We haven’t heard anything definitive about the chase for Bauer’s services except from Bauer himself, who, along with his agent Rachel Luba (henceforth known as AgentRachelLuba, one word), has been pushing the narrative that he “wouldn’t mind” playing for any of Major League Baseball’s teams, purchasing sham plane tickets mid-pandemic to tease various fan bases about his availability.

It would seem, though, that no one’s buying.

The extremely polarizing Bauer free agency process is playing out like a familiar song from our recent political discourse.

Some fans are dogmatically committed to Bauer, no matter how undeserving he is of the adulation. They would sign him to cap the rotations of 30 teams, claiming he would top them all, despite the fact that his only seasons with ERAs under 4.00 were 2018 and the 60-gamer. They are the desired market for his LIDS campaign, a balancing act of 10 different caps on his outstretched arms.

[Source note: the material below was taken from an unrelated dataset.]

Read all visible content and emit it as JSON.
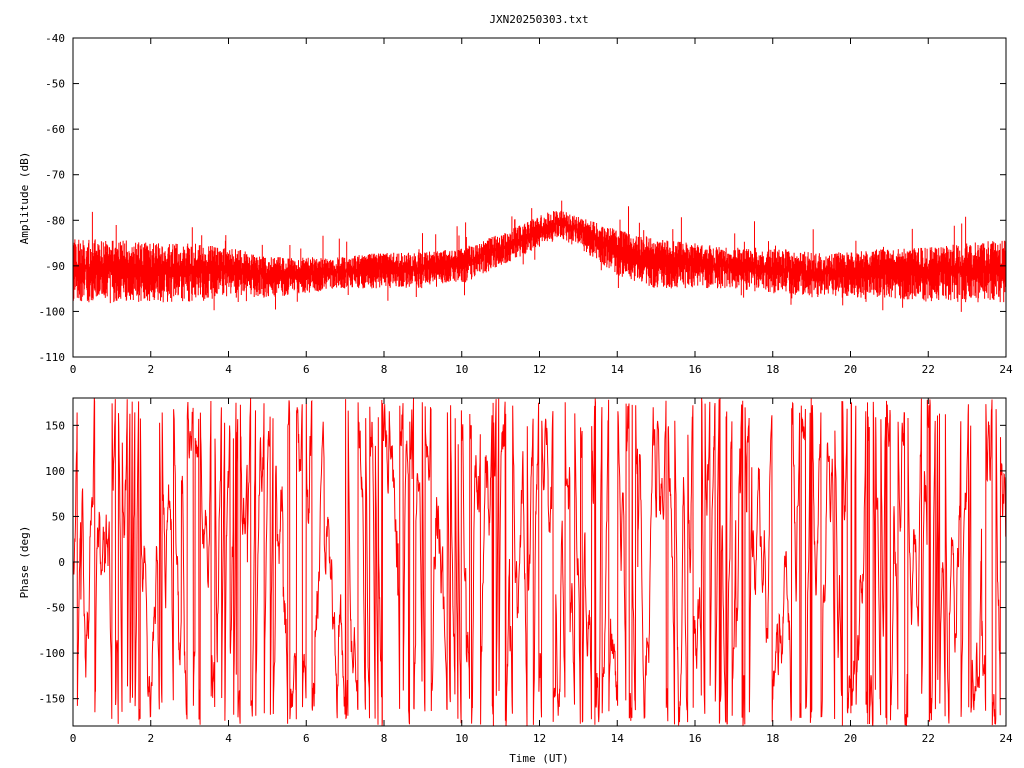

But many fans also see Bauer’s free agency for what it is: a narrative driven by a pair of people built farcically on top of wild promises and a personal brand that doesn’t stand for much more than the exposure itself.

In fact, Bauer’s entire “brand” has been comprised of wild swings intended to make you forget about just how bad, childish and pointless his behavior was throughout the first two thirds of his career. Now, he’s trying to huck that combative persona over the center field wall like a knee-jerk burst of anger.

If Bauer ever saw this, I’m sure he’d try to paint me as the one who doesn’t “get it”. Or, he’d ignore my criticism entirely, seeing as I’m not a woman.

But as January turns into February turns into March, it seems the rest of Major League Baseball has come to the same conclusion about Bauer’s self-produced non-circus as they did about his desire for one-year deals for the rest of his career.

It’s all a bluff, as is the myth that the pitcher himself has some long, documented history of dominance on the mound; most of Bauer’s seasons end with ERA spikes that mimic his blood pressure when he sniffs out a conflicting opinion online. After all, if the pitcher really does intend to market himself as the open and honest player who gives fans a look behind the curtain, I wonder what he’d say if someone pressed him on the frowned-upon strategies for improving spin rate he extolled before his own spin rate magically rose last year.

Instead of anything groundbreaking or the discovery of the “new free agency,” this isolation-period rabble rousing has felt like Bauer’s first step towards going Full Curt Schilling.